El armario, la despensa y el cuarto del fondo guardan cosas que costaron plata y hoy no hacen nada. La duda que frena a casi todo el mundo no es dónde publicarlas: es cuánto pedir. Se pide de más y nadie escribe; se pide de menos y queda la sensación de haber regalado algo. La buena noticia es que el precio de un usado no se adivina, se calcula con cuatro variables que puedes revisar en media hora. Este método sirve igual para un electrodoméstico, un mueble, una bicicleta o un bolso de marca. Y si buscas un ingreso que no dependa de vaciar la casa, aplicaciones como I am Beezy permiten sumar una ganancia diaria consultando contenidos desde el celular.
Empieza por el inventario, no por la aplicación
Separa en tres montones
Recorre la casa con tres cajas mentales: lo que vale la pena vender, lo que conviene donar y lo que solo genera trabajo. Un objeto entra en la primera caja si funciona, está completo y alguien lo busca hoy. Si falla una de las tres condiciones, no es una venta: es una tarea que nunca vas a terminar.

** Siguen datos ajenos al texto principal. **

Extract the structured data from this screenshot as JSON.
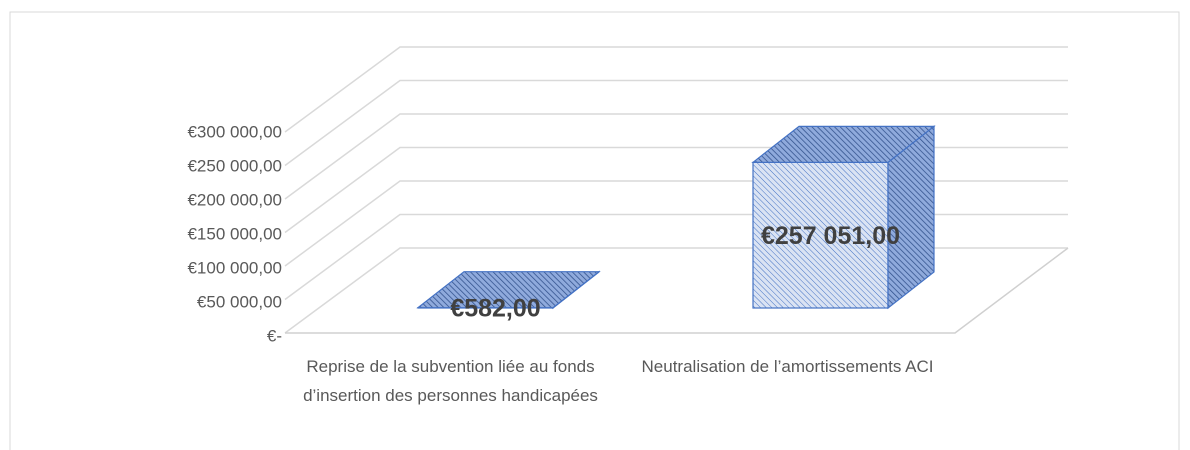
{
  "chart_data": {
    "type": "bar3d",
    "categories": [
      "Reprise de la subvention liée au fonds d’insertion des personnes handicapées",
      "Neutralisation de l’amortissements ACI"
    ],
    "values": [
      582,
      257051
    ],
    "value_labels": [
      "€582,00",
      "€257 051,00"
    ],
    "color": "#4472c4",
    "ylim": [
      0,
      300000
    ],
    "yticks": [
      {
        "value": 0,
        "label": "€-"
      },
      {
        "value": 50000,
        "label": "€50 000,00"
      },
      {
        "value": 100000,
        "label": "€100 000,00"
      },
      {
        "value": 150000,
        "label": "€150 000,00"
      },
      {
        "value": 200000,
        "label": "€200 000,00"
      },
      {
        "value": 250000,
        "label": "€250 000,00"
      },
      {
        "value": 300000,
        "label": "€300 000,00"
      }
    ],
    "grid": true
  }
}
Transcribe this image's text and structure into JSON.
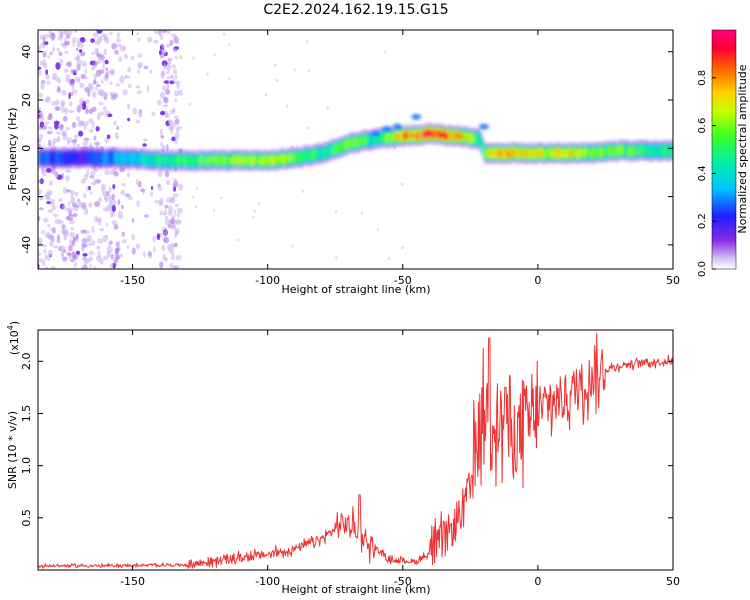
{
  "title": "C2E2.2024.162.19.15.G15",
  "colors": {
    "snr_line": "#ee3333",
    "axis": "#000000",
    "background": "#ffffff"
  },
  "chart_data": [
    {
      "type": "heatmap",
      "title": "C2E2.2024.162.19.15.G15",
      "xlabel": "Height of straight line (km)",
      "ylabel": "Frequency (Hz)",
      "xlim": [
        -185,
        50
      ],
      "ylim": [
        -50,
        49
      ],
      "x_ticks": [
        -150,
        -100,
        -50,
        0,
        50
      ],
      "y_ticks": [
        -40,
        -20,
        0,
        20,
        40
      ],
      "colorbar": {
        "label": "Normalized spectral amplitude",
        "range": [
          0.0,
          1.0
        ],
        "ticks": [
          0.0,
          0.2,
          0.4,
          0.6,
          0.8
        ],
        "colormap": "rainbow (purple-blue-cyan-green-yellow-red-magenta)"
      },
      "ridge": {
        "x": [
          -185,
          -170,
          -155,
          -140,
          -120,
          -100,
          -90,
          -80,
          -70,
          -60,
          -50,
          -40,
          -30,
          -22,
          -20,
          -18,
          -10,
          0,
          10,
          20,
          30,
          40,
          50
        ],
        "frequency": [
          -4,
          -4,
          -4,
          -5,
          -5,
          -5,
          -4,
          -2,
          2,
          4,
          5,
          6,
          5,
          4,
          -2,
          -2,
          -2,
          -2,
          -2,
          -2,
          -1,
          -1,
          -1
        ],
        "peak_amplitude": [
          0.3,
          0.2,
          0.35,
          0.5,
          0.6,
          0.7,
          0.6,
          0.5,
          0.6,
          0.5,
          0.8,
          0.95,
          0.85,
          0.5,
          0.6,
          0.7,
          0.85,
          0.7,
          0.8,
          0.6,
          0.6,
          0.5,
          0.5
        ]
      },
      "noise_region_x": [
        -185,
        -132
      ]
    },
    {
      "type": "line",
      "xlabel": "Height of straight line (km)",
      "ylabel": "SNR (10 * v/v)",
      "y_multiplier": "(x10",
      "y_multiplier_exp": "4",
      "y_multiplier_close": ")",
      "xlim": [
        -185,
        50
      ],
      "ylim": [
        0.0,
        2.3
      ],
      "x_ticks": [
        -150,
        -100,
        -50,
        0,
        50
      ],
      "y_ticks": [
        0.5,
        1.0,
        1.5,
        2.0
      ],
      "envelope": {
        "x": [
          -185,
          -160,
          -130,
          -115,
          -100,
          -90,
          -80,
          -72,
          -67,
          -62,
          -55,
          -45,
          -38,
          -30,
          -25,
          -22,
          -20,
          -18,
          -15,
          -12,
          -10,
          -8,
          -5,
          0,
          5,
          10,
          15,
          20,
          25,
          30,
          40,
          50
        ],
        "y": [
          0.04,
          0.04,
          0.05,
          0.1,
          0.15,
          0.2,
          0.3,
          0.45,
          0.4,
          0.25,
          0.1,
          0.08,
          0.2,
          0.45,
          0.8,
          1.3,
          1.5,
          1.55,
          1.45,
          1.35,
          1.25,
          1.3,
          1.4,
          1.5,
          1.6,
          1.65,
          1.75,
          1.85,
          1.92,
          1.96,
          1.99,
          2.0
        ]
      },
      "peaks": [
        {
          "x": -66,
          "y": 0.72
        },
        {
          "x": -18,
          "y": 2.22
        },
        {
          "x": -12,
          "y": 1.75
        }
      ]
    }
  ]
}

Reúne lo que sube el precio
Caja original, manual, factura, cargador, accesorios y llaves. El mismo artículo con su caja y su factura se vende más rápido y con menos regateo que uno suelto. Antes de fotografiar, busca esos elementos: suelen estar guardados en otro lugar de la casa.
Prueba que funciona y anota los defectos
Enciende, mide, arma y desarma. Escribe en una hoja cada rayón, cada pieza faltante y cada ruido raro. Esa lista no es un problema: es lo que te permitirá sostener el precio, porque un comprador que sabe de antemano qué recibe no discute después.
Limpieza y arreglos que sí valen la pena
Una limpieza a fondo cambia más el resultado que cualquier descripción. Un electrodoméstico sin polvo, un mueble con la superficie tratada o una prenda planchada se ven como algo cuidado, y lo cuidado se paga mejor. En cambio, las reparaciones grandes casi nunca se recuperan: si un aparato necesita un repuesto costoso, es preferible venderlo como está y decirlo con claridad. La regla práctica es hacer solo lo que puedas resolver tú mismo en menos de una hora y sin comprar nada especial.
¿Cómo calcular el precio de un usado sin adivinar?
Variable uno: el precio de referencia real
Olvida lo que pagaste. Busca en Mercado Libre y en Facebook Marketplace el mismo modelo usado y anota el rango en que se publica hoy. Luego revisa cuáles ya se vendieron, no solo cuáles están publicados: publicar caro no significa vender caro.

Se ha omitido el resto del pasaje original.